It is two days before New Year’s Eve, the weather in New Orleans finally cooling down to what passes for winter in the Big Easy, after a couple sultry days. We have taken a quick vacation here, thanks to a generous friend who loaned us her condo in the Warehouse District. On our last night before making the 400-mile trek back to East Texas, we settled down in chairs of a parlor in the historic The Columns Hotel on St. Charles Avenue in the upper Garden District. We await the arrival of two of the city’s best known Cajun musicians, who play for a modest crowd every Monday night.
Before David Doucet and Al Tharp arrive, I wander around the hotel, admiring the gilded ceilings, the floor-to-nearly ceiling windows, the intricately carved woodwork and mahogany stairwell. The Columns hotel began as a fancy mansion designed by famed New Orleans architect Thomas Sully in 1883. Besides its historic significance, wonderful front porch and great location, The Columns is noted for being home to three “gentle spirits,” or ghosts, according to a couple of websites I browsed.
One site surmises that a trio of ghosts, “with impeccable southern manners” haunt The Columns: a well-dressed gentleman serves as a spectral host, while a woman floats around in white attire, and a child who possibly died in the hotel wanders around the third floor near the balcony.

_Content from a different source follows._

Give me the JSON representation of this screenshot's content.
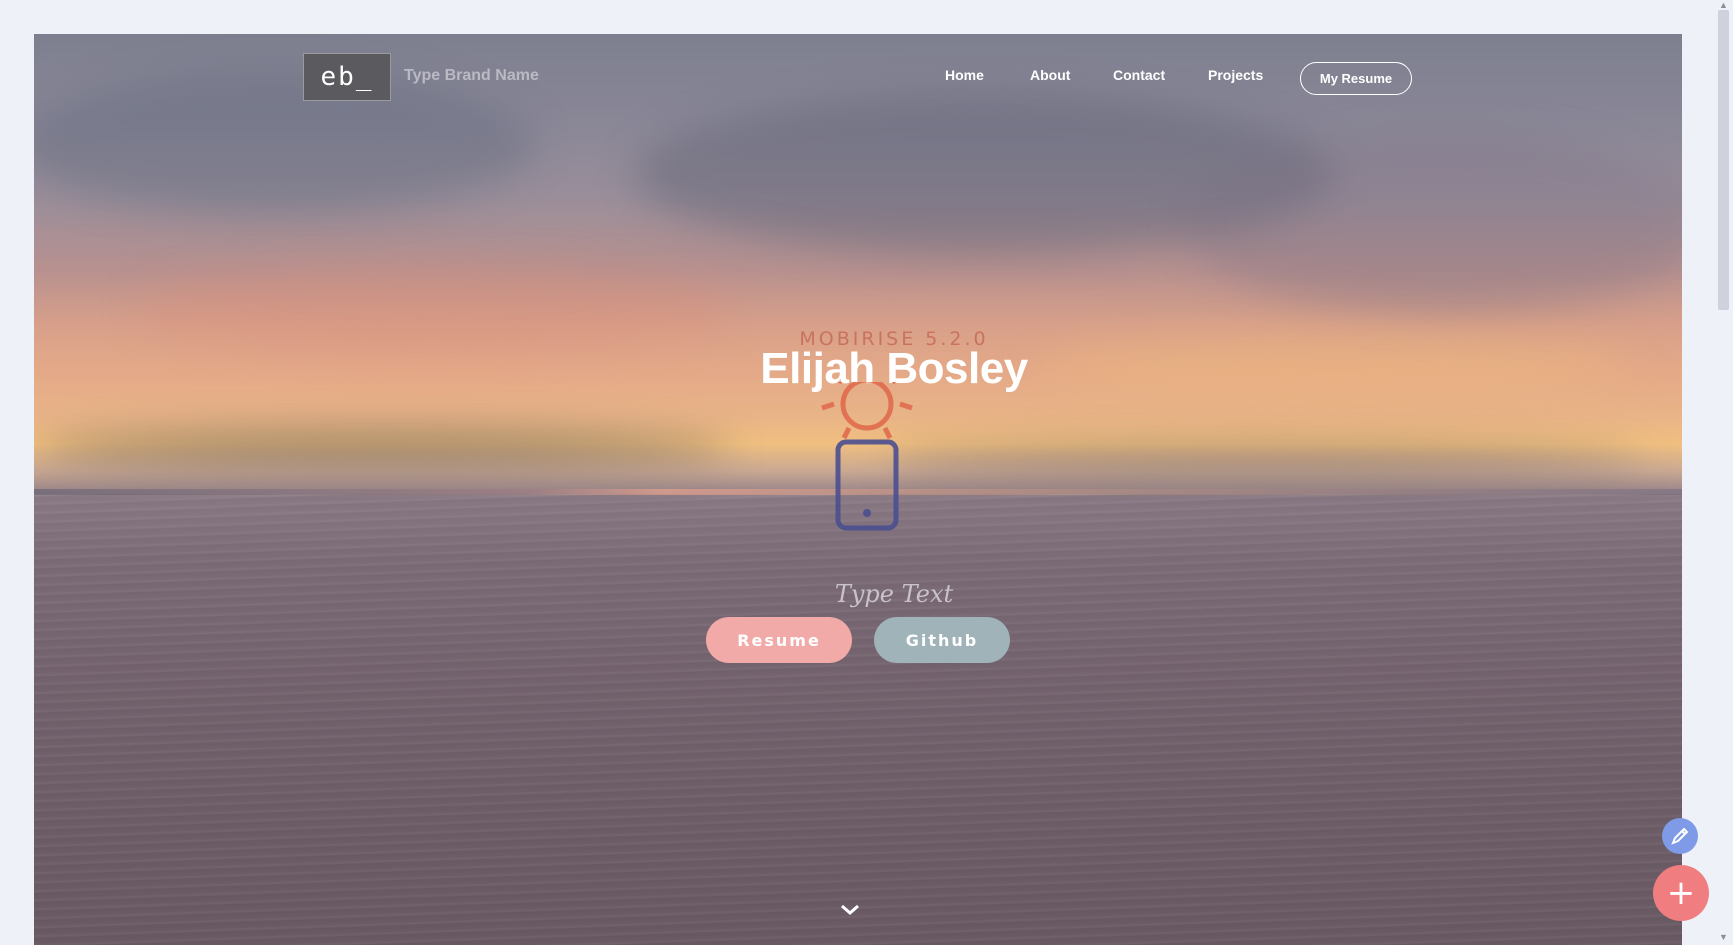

I saw no ghosts during our brief visit.
Doucet, who plays guitar and accordion, and Tharp, mainly on fiddle but also playing what his partner calls the first Cajun banjo, amble into the parlor, lugging their own equipment. As they work to set up, they talk to each other as old friends do, about holiday plans, who is in the hospital, what they’re doing for New Year’s. Doucet pulls up a small table on which a flower bouquet sits, and grabs an empty plastic pitcher from the bar to serve as the tip jar.
On this night they’re playing for tips. That is not unusual, of course. Across America unknown but often talented singers and songwriters ply their trade dependent each night on the generosity of the audience. What is unusual is the pedigree of these musicians. In 1975 — 40 years ago — Doucet and his brother, Michael, founded the roots Cajun band BeauSoleil. The band, with a varying cast of members over the years including Tharp, appears regularly on public radio’s “A Prairie Home Companion.” They have performed on “Austin City Limits” and “Late Night with Conan O’ Brien.” BeauSoleil became the first Cajun band to win a Grammy in 1997, and then won again in 2009. And tonight two of its members are playing for tips, with perhaps 40 people crowded into the parlor.
The songs are mesmerizing, the musicianship impeccable, even if I can’t understand a single word since nearly all the songs are in French. Doucet explains what each song is about before they launch into it, clearly enjoying his role as Cajun musicologist. Tharp uses a cloth napkin from the bar to protect his whiskered face from the pad of the fiddle. Doucet closes his eyes as he sings in French and plays intricate licks on an acoustic guitar with an amp pickup.
In the narrow hall, a couple dances, the man in his stocking feet gliding along the hardwood floor. If that floor could talk, I think. The stories it could tell over 132 years.
Two hours passes much too quickly, and soon Tharp and Doucet are packing up. The tip jar is full, folks coming forward after Doucet reminded us the music business is tough these days.
Outside, Christmas lights still twinkle on the grand old houses along St. Charles Avenue. The streetcar lumbers past, its bell ringing. And a new year beckons, with its promise.